- Theatrical release poster
- Directed by: Harold Trompetero
- Written by: Alejandro Matallana
- Produced by: Adolfo Aguilar Andrea Suárez; Sandro Ventura;
- Starring: Robinson Díaz; Jéssica Cediel; Adolfo Aguilar; Hernán Méndez Alonso; Francisco Bolívar; Claudio Cataño; Primo Rojas; Germán Quintero; Diego Camargo; Diego Mateus;
- Cinematography: Ricardo Restrepo
- Edited by: Hugues Joubert
- Production companies: Trompetero Producciones; Big Bang Films;
- Release dates: 25 December 2017 (Colombia); 22 February 2018 (Peru);
- Running time: 90 minutes
- Countries: Colombia; Peru;
- Language: Spanish

= Nadie sabe para quién trabaja =

Nadie sabe para quién trabaja (lit. 'Nobody knows who she works for') is a 2017 black comedy film directed by Harold Trompetero and written by Alejandro Matallana.
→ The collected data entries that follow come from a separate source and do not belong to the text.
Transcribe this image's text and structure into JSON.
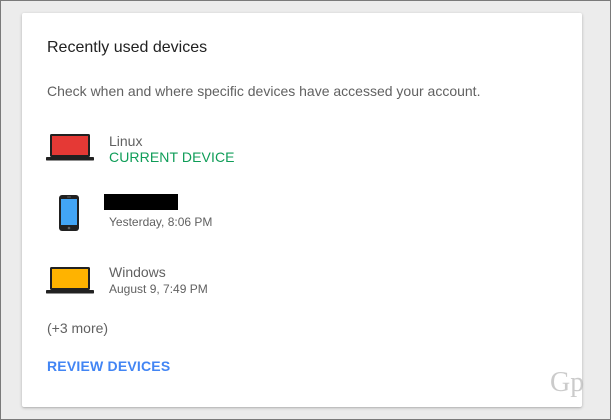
{
  "card": {
    "title": "Recently used devices",
    "description": "Check when and where specific devices have accessed your account."
  },
  "devices": [
    {
      "name": "Linux",
      "status": "CURRENT DEVICE",
      "icon": "laptop-icon",
      "screen_color": "#e53935"
    },
    {
      "name": "",
      "time": "Yesterday, 8:06 PM",
      "icon": "smartphone-icon",
      "screen_color": "#42a5f5"
    },
    {
      "name": "Windows",
      "time": "August 9, 7:49 PM",
      "icon": "laptop-icon",
      "screen_color": "#ffb300"
    }
  ],
  "more": "(+3 more)",
  "review_label": "REVIEW DEVICES",
  "watermark": "Gp",
  "colors": {
    "accent": "#4285f4",
    "current_device": "#0f9d58"
  }
}
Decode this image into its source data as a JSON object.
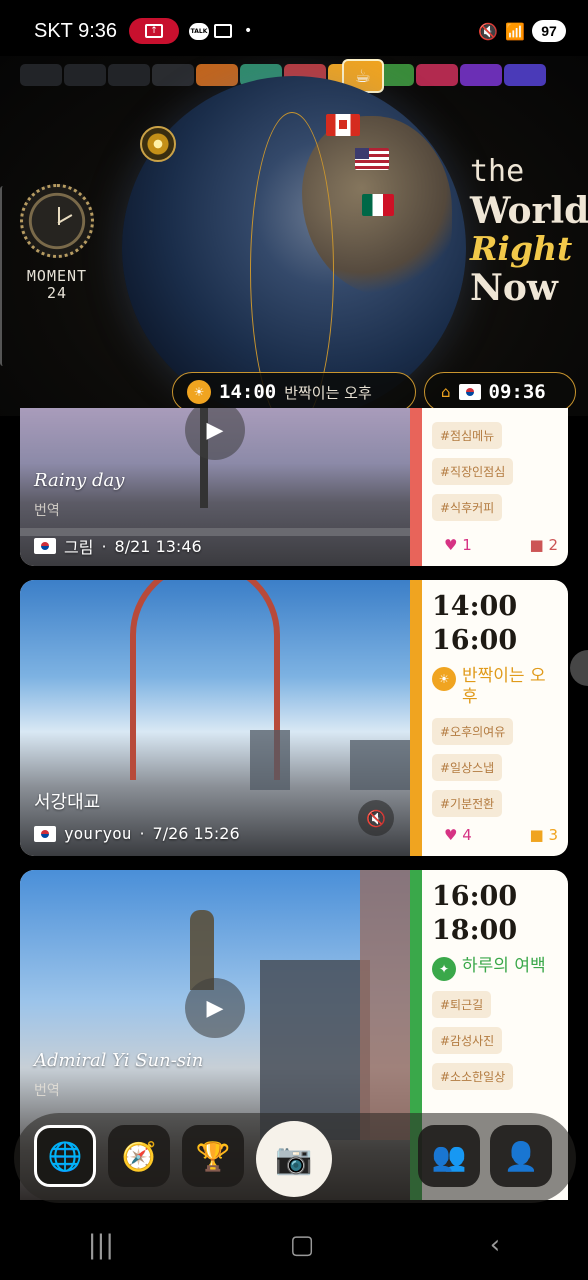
{
  "status": {
    "time": "SKT 9:36",
    "battery": "97",
    "talk": "TALK"
  },
  "header": {
    "brand_line1": "MOMENT",
    "brand_line2": "24",
    "headline": {
      "l1": "the",
      "l2": "World",
      "l3": "Right",
      "l4": "Now"
    },
    "current_time": "14:00",
    "current_label": "반짝이는 오후",
    "home_time": "09:36",
    "swatch_colors": [
      "#222428",
      "#222428",
      "#222428",
      "#2a2c30",
      "#c2651d",
      "#2e8b6a",
      "#b8393c",
      "#f0a420",
      "#3a8c3a",
      "#b22a4f",
      "#6b2fb5",
      "#4a3ab8"
    ]
  },
  "cards": [
    {
      "title": "Rainy day",
      "subtitle": "번역",
      "user": "그림",
      "date": "8/21 13:46",
      "accent": "#e8645a",
      "tags": [
        "#점심메뉴",
        "#직장인점심",
        "#식후커피"
      ],
      "likes": "1",
      "comments": "2"
    },
    {
      "title": "서강대교",
      "user": "youryou",
      "date": "7/26 15:26",
      "accent": "#f0a420",
      "range_start": "14:00",
      "range_end": "16:00",
      "slot_label": "반짝이는 오후",
      "tags": [
        "#오후의여유",
        "#일상스냅",
        "#기분전환"
      ],
      "likes": "4",
      "comments": "3"
    },
    {
      "title": "Admiral Yi Sun-sin",
      "subtitle": "번역",
      "accent": "#3aa84a",
      "range_start": "16:00",
      "range_end": "18:00",
      "slot_label": "하루의 여백",
      "tags": [
        "#퇴근길",
        "#감성사진",
        "#소소한일상"
      ]
    }
  ],
  "nav": {
    "items": [
      "globe-icon",
      "compass-icon",
      "trophy-icon",
      "camera-icon",
      "friends-icon",
      "profile-icon"
    ]
  }
}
It stars Robinson Díaz, Jéssica Cediel, Adolfo Aguilar, Hernán Méndez Alonso, Francisco Bolívar, Claudio Cataño, Primo Rojas, Germán Quintero, Diego Camargo and Diego Mateus.

== Synopsis ==
Simón is a Peruvian who lives in Bogotá and who does not have the right to the inheritance of his uncle, who, already dead, did not leave a will. Arturo will form an alliance with Antonia, an accountant who shares an office with him, to secure the inheritance using the most unconventional techniques, tactics, and tricks.

== Cast ==
The actors participating in this film are:

- Robinson Díaz as Arturo Pataquiva
- Jéssica Cediel as Antonia Ramirez
- Adolfo Aguilar as Simón Quispe
- Francisco Bolívar as Gustavo Rodríguez
- Diego Camargo as The insurer
- Claudio Cataño as Diego Ángel
- Hernán Méndez as Bernardo Ángel
- Cousin Rojas as Robledo

== Release ==
It premiered on 25 December 2017 in Colombian theaters, and on 22 February 2018 in Peruvian theaters.